Taking out a mortgage can be both exciting and daunting. For many of us, it's the biggest financial commitment we’ll ever make – but one that can balance well with pension contributions.
Why should I balance a pension with my mortgage?
- A mortgage gives you the security of owning your own home while a pension pot can help you get an income in later life. By balancing the two, you'll have peace of mind now and in the future.
- You'll benefit in so many ways if you keep saving with a pension while managing a mortgage. If you're eligible, your pension pot will not only be boosted by employer contributions but also by the extra money you get from tax relief every time you contribute. For example, every £1,000 you pay into a pension scheme will have £250 basic tax relief added to it. Higher rate taxpayers can claim additional tax relief through their tax return, although this is paid back directly and not into the pension scheme.

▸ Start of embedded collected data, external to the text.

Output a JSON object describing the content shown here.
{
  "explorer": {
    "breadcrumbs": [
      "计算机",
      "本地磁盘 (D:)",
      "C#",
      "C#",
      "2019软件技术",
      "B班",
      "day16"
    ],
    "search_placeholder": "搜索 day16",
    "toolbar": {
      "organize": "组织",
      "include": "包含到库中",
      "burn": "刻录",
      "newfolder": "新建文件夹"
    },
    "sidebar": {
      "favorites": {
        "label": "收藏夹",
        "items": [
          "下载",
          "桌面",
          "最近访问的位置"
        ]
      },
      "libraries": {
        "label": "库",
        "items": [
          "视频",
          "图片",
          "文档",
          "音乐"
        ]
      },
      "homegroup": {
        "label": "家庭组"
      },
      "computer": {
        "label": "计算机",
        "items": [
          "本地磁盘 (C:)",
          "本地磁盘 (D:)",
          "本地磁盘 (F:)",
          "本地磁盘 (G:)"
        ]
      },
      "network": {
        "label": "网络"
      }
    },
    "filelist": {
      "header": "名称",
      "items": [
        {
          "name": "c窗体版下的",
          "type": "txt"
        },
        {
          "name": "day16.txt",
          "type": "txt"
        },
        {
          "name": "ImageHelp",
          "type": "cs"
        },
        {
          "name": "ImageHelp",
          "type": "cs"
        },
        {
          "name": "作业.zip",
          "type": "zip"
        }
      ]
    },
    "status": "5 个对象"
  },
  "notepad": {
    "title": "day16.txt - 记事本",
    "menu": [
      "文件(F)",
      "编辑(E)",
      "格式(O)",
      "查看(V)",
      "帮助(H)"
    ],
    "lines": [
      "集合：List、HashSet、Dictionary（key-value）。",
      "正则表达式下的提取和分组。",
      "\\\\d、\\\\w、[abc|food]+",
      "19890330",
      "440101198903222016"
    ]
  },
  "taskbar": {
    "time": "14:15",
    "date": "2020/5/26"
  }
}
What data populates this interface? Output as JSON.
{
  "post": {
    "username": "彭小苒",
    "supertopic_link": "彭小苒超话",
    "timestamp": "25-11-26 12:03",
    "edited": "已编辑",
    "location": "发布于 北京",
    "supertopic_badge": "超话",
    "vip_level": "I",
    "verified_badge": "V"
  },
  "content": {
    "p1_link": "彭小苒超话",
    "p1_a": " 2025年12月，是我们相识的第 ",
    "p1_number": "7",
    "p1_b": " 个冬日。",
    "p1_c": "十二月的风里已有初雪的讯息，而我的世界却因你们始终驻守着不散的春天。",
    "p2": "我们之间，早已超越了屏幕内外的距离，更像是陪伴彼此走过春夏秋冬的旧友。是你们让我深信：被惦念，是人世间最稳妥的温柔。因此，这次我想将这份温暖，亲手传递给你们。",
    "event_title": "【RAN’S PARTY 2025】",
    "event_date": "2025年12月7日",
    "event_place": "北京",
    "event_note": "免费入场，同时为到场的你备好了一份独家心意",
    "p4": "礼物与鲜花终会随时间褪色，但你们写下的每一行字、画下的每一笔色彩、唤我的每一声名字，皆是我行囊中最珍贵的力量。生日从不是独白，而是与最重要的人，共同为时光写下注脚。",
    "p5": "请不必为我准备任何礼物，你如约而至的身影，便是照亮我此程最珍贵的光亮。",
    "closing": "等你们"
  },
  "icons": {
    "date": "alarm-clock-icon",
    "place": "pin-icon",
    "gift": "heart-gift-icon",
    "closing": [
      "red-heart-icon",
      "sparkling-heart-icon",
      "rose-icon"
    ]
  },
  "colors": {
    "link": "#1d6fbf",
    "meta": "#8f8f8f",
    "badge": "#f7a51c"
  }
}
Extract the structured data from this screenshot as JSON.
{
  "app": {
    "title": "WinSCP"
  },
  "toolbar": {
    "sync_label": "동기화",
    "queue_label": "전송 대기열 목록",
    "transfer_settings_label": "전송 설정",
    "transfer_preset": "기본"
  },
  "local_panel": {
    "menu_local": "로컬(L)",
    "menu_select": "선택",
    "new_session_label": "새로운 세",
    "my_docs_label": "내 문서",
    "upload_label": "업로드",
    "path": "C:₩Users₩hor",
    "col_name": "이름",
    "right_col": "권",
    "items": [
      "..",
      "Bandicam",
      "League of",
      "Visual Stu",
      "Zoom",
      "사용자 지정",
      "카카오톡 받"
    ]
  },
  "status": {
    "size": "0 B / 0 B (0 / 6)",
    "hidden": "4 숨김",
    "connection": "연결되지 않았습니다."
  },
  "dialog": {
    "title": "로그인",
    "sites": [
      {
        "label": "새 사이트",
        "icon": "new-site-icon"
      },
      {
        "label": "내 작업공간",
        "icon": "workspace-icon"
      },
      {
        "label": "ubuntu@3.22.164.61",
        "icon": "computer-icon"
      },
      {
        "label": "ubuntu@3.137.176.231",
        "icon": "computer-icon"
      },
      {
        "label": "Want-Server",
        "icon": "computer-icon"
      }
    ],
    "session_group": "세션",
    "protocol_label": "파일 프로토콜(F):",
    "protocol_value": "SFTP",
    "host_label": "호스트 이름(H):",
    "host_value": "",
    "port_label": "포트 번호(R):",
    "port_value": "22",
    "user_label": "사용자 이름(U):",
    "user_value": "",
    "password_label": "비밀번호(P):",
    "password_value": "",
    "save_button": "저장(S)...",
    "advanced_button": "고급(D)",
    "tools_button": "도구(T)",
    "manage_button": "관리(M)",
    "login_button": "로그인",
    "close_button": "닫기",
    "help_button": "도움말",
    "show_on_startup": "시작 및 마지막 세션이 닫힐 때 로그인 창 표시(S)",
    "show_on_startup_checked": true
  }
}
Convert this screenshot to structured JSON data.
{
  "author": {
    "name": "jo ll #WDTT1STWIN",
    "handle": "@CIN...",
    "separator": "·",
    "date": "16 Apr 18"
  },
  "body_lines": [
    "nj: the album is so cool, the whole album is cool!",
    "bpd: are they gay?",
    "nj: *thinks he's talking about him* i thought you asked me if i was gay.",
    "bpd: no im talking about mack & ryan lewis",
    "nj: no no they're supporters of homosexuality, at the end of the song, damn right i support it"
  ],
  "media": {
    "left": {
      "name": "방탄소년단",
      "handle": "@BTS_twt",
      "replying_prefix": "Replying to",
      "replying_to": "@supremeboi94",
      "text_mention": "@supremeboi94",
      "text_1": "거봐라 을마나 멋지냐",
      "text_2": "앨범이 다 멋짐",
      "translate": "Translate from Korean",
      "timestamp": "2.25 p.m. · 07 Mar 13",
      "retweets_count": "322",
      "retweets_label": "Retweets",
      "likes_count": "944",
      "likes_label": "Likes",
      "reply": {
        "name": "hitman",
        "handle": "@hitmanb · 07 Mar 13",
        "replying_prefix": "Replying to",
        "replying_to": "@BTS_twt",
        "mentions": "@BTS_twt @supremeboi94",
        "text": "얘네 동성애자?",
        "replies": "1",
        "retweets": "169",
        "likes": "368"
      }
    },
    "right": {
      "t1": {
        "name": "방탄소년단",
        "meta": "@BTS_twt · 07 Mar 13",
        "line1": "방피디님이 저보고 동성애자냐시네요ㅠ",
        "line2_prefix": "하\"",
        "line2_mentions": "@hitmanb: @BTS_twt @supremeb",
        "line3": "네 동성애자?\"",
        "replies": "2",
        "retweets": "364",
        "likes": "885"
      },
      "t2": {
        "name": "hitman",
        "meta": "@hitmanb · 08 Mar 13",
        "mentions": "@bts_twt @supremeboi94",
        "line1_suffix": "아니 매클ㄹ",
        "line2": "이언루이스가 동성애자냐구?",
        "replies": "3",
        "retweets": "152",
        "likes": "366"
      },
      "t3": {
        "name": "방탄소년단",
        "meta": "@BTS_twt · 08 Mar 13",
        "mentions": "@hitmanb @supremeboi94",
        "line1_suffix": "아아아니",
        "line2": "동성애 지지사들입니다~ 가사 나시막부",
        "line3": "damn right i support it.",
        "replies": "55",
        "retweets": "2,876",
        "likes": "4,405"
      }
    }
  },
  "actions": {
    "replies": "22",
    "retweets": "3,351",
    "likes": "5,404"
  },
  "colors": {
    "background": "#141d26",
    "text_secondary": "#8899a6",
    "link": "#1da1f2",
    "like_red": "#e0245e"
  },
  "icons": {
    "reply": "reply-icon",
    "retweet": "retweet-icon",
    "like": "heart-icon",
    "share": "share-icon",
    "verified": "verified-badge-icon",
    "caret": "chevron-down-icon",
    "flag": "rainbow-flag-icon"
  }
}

As any investment returns received on your pension savings are reinvested then over the long term this can help to increase your pot even more. So just remember - the longer you pay into your pension scheme, the more time your money has to grow.
Find a balance that works for you
Whatever you choose to do when it comes to pensions and mortgages, it’s your decision. While saving with a pension is a worthwhile investment in your future, ultimately it’s all about what works for you. But remember, it doesn’t always need to be a question of choosing one over the other.